In other words, do I have an ulterior motive for being nice to somebody? If so, it’s true that people can smell an ulterior motive like a fart in a car, I won’t get far with them.
I should not be “loving” somebody to get them saved. Neither should I be their friend in hopes of eventually winning them to Christ. Being Christian means loving unconditionally. We are not for instance, loving towards people to get them saved, they get saved as a result of seeing our love. The Christian message is not some utilitarian thing. We don’t just love because we are guaranteed a payback, a convert that we can credit to our work.
Are you really loving unconditionally?
Now, utilitarian has a rather large meaning, but for our purposes the following might be a good verse: “Love your neighbor as you love yourself.” There is nothing utilitarian in love. An act of love is not done for another purpose.
Love, in addition to being non-utilitarian, has no ulterior motive either. As soon as it does, it would cease to be loving. Thus, when I am interacting with someone, I always try to keep in mind the love question: “When I am interacting with someone… what is my motive while interacting with them? Do any of my words, body language, or actions have strings attached?”

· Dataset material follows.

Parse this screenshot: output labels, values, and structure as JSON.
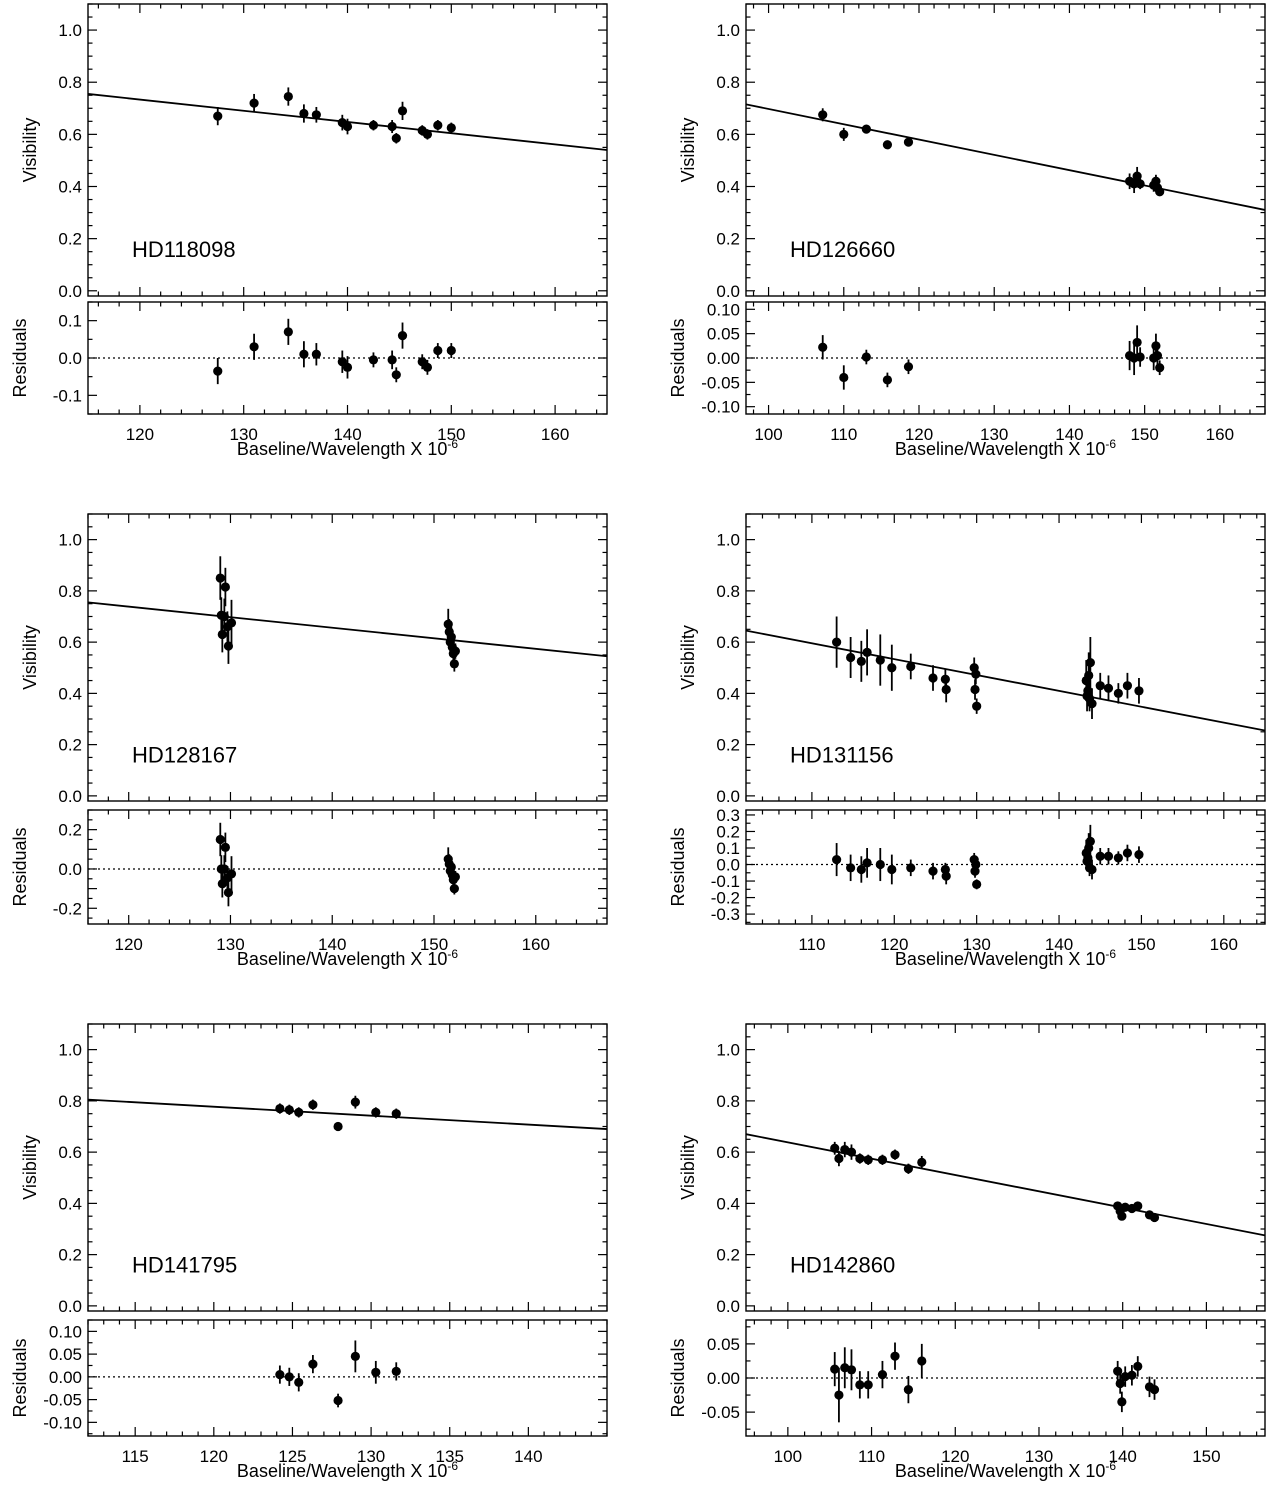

Recently I was doing an internal motive check and asked myself, “After I meet someone, and realize that they aren’t interested in Christianity, do I stop talking to them?”
And if I do, what does say that say about my motive? When I am being friendly for the sole purpose of converting them, am I not just being a spiritual headhunter? Being friendly and loving to try to make a convert? Or am I being as Jesus was.”
Is my purpose for being friendly or loving or whatever happens to be nice at the moment based on the sneaky motive that I am going to help them get a connection with God? Sure, God’s presence is life changing – obviously! – but if I am firstly trying to get them connected with God, isn’t that a slightly different motive than just being loving? Jesus went about doing good for everybody not just those who were going eventually follow him.